Tuesday, June 2, 2015

Why does the poet say that he is done with apple picking in "After Apple Picking"?

While on the surface, the narrator of Robert Frost's "After Apple Picking" only has one reason for being done with apple picking, when looked at symbolically, there may be another reason entirely for the cessation of the work. The poem starts with the narrator suggesting that there is more work to be done. The ladder is still in the tree, a barrel is left unfilled, and there are still apples hanging on the boughs. However, in lines 6–9, the narrator reveals that the work will remain unfinished:

But I am done with apple-picking now.
Essence of winter sleep is on the night,
The scent of apples: I am drowsing off.
I cannot rub the strangeness from my sight

On the surface, the narrator is simply tired. The night is coming on, and they are growing drowsy. Their body aches and their vision is growing "strange," suggesting they have been working for a long time and need to rest.
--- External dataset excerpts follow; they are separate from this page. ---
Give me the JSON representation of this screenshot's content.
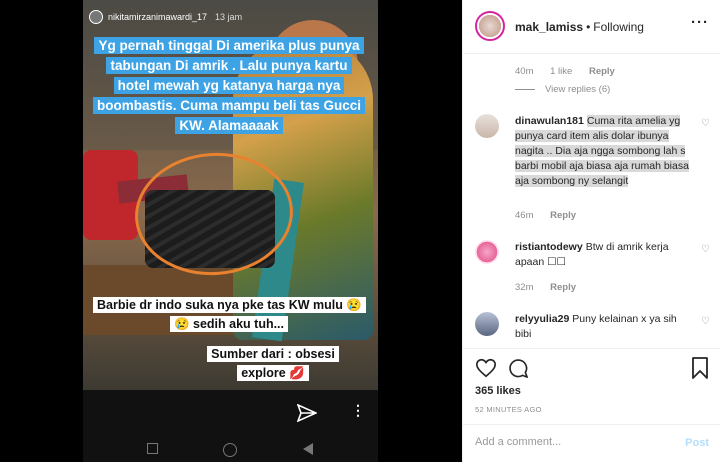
{
  "story": {
    "username": "nikitamirzanimawardi_17",
    "time": "13 jam",
    "caption_top": "Yg pernah tinggal Di amerika plus punya tabungan Di amrik . Lalu punya kartu hotel mewah yg katanya harga nya boombastis. Cuma mampu beli tas Gucci KW. Alamaaaak",
    "caption_mid": "Barbie dr indo suka nya pke tas KW mulu 😢😢 sedih aku tuh...",
    "caption_bottom": "Sumber dari : obsesi explore 💋",
    "more_glyph": "⋮"
  },
  "header": {
    "username": "mak_lamiss",
    "separator": "•",
    "follow_status": "Following",
    "more_glyph": "···"
  },
  "comments": {
    "first_meta": {
      "time": "40m",
      "likes": "1 like",
      "reply": "Reply"
    },
    "view_replies": "View replies (6)",
    "items": [
      {
        "username": "dinawulan181",
        "text": "Cuma rita amelia yg punya card item alis dolar ibunya nagita .. Dia aja ngga sombong lah s barbi mobil aja biasa aja rumah biasa aja sombong ny selangit",
        "time": "46m",
        "reply": "Reply",
        "heart": "♡"
      },
      {
        "username": "ristiantodewy",
        "text": "Btw di amrik kerja apaan ☐☐",
        "time": "32m",
        "reply": "Reply",
        "heart": "♡"
      },
      {
        "username": "relyyulia29",
        "text": "Puny kelainan x ya sih bibi",
        "time": "",
        "reply": "",
        "heart": "♡"
      }
    ]
  },
  "actions": {
    "likes": "365 likes",
    "time_ago": "52 MINUTES AGO"
  },
  "add_comment": {
    "placeholder": "Add a comment...",
    "post_label": "Post"
  }
}
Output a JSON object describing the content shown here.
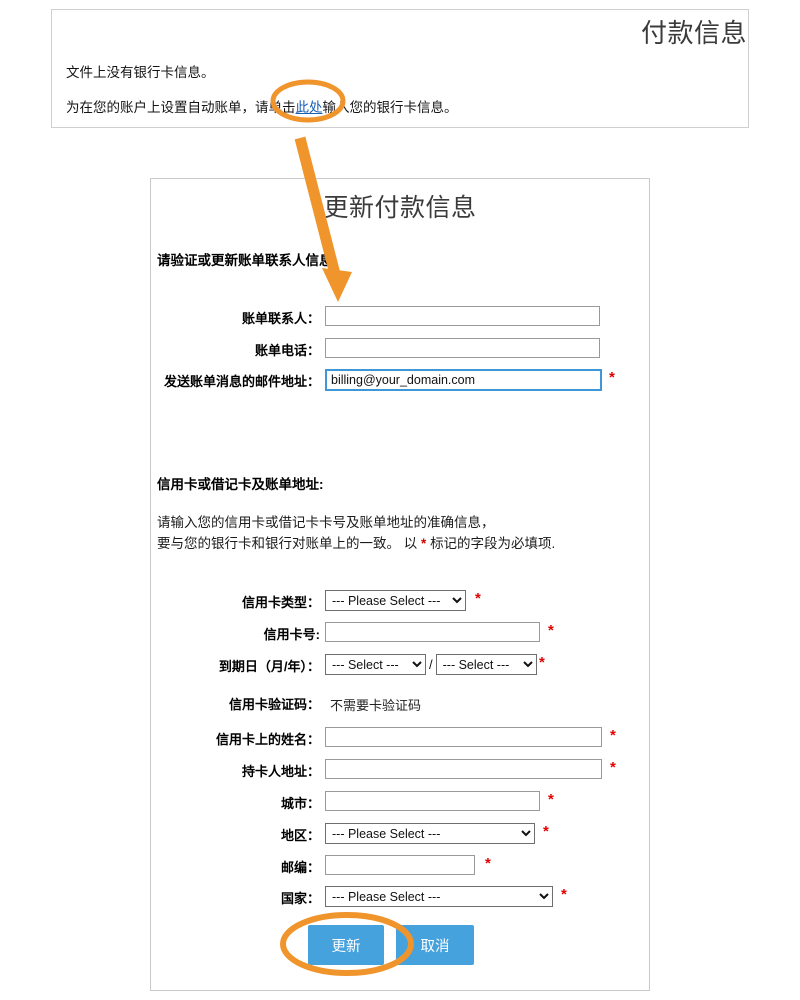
{
  "page": {
    "title": "付款信息"
  },
  "notice": {
    "line1": "文件上没有银行卡信息。",
    "line2_before": "为在您的账户上设置自动账单，请单击",
    "link_text": "此处",
    "line2_after": "输入您的银行卡信息。"
  },
  "form": {
    "title": "更新付款信息",
    "contact_section_heading": "请验证或更新账单联系人信息",
    "card_section_heading": "信用卡或借记卡及账单地址:",
    "intro_line1": "请输入您的信用卡或借记卡卡号及账单地址的准确信息，",
    "intro_line2_a": "要与您的银行卡和银行对账单上的一致。 以",
    "intro_line2_star": "*",
    "intro_line2_b": "标记的字段为必填项.",
    "fields": {
      "billing_contact": {
        "label": "账单联系人：",
        "value": "",
        "required": false
      },
      "billing_phone": {
        "label": "账单电话：",
        "value": "",
        "required": false
      },
      "billing_email": {
        "label": "发送账单消息的邮件地址：",
        "value": "billing@your_domain.com",
        "required": true,
        "focused": true
      },
      "card_type": {
        "label": "信用卡类型：",
        "value": "--- Please Select ---",
        "required": true
      },
      "card_number": {
        "label": "信用卡号:",
        "value": "",
        "required": true
      },
      "expiry": {
        "label": "到期日（月/年）：",
        "month_value": "--- Select ---",
        "year_value": "--- Select ---",
        "separator": "/",
        "required": true
      },
      "cvv": {
        "label": "信用卡验证码：",
        "static_text": "不需要卡验证码",
        "required": false
      },
      "name_on_card": {
        "label": "信用卡上的姓名：",
        "value": "",
        "required": true
      },
      "cardholder_address": {
        "label": "持卡人地址：",
        "value": "",
        "required": true
      },
      "city": {
        "label": "城市：",
        "value": "",
        "required": true
      },
      "region": {
        "label": "地区：",
        "value": "--- Please Select ---",
        "required": true
      },
      "postal_code": {
        "label": "邮编：",
        "value": "",
        "required": true
      },
      "country": {
        "label": "国家：",
        "value": "--- Please Select ---",
        "required": true
      }
    },
    "buttons": {
      "update": "更新",
      "cancel": "取消"
    }
  },
  "annotation": {
    "color": "#f0942c",
    "highlight_link_shape": "ellipse",
    "highlight_button_shape": "ellipse",
    "arrow": "down-right-arrow"
  }
}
On a symbolic level, this can be seen to represent death, particularly given the use of "winter sleep" and "strangeness" of "sight."
Further on in the poem, the use of the end of apple picking as a metaphor for death continues, as the narrator states:

For I have had too much
Of apple-picking: I am overtired
Of the great harvest I myself desired.
There were ten thousand thousand fruit to touch,
Cherish in hand, lift down, and not let fall.
For all
That struck the earth,
No matter if not bruised or spiked with stubble,
Went surely to the cider-apple heap
As of no worth. (27–36)

Here, the "great harvest" can be seen to represent a full, contented existence, and the narrator doesn't feel they have attained such a life. This perspective can also be seen in the despondent feeling within the final group of lines above. No matter what one has done in life, "all / That struck the earth . . . Went surely to the cider-apple heap / As of no worth."Be it literal or figurative, the narrator's fatigue is the catalyst for the will to be done with apple picking.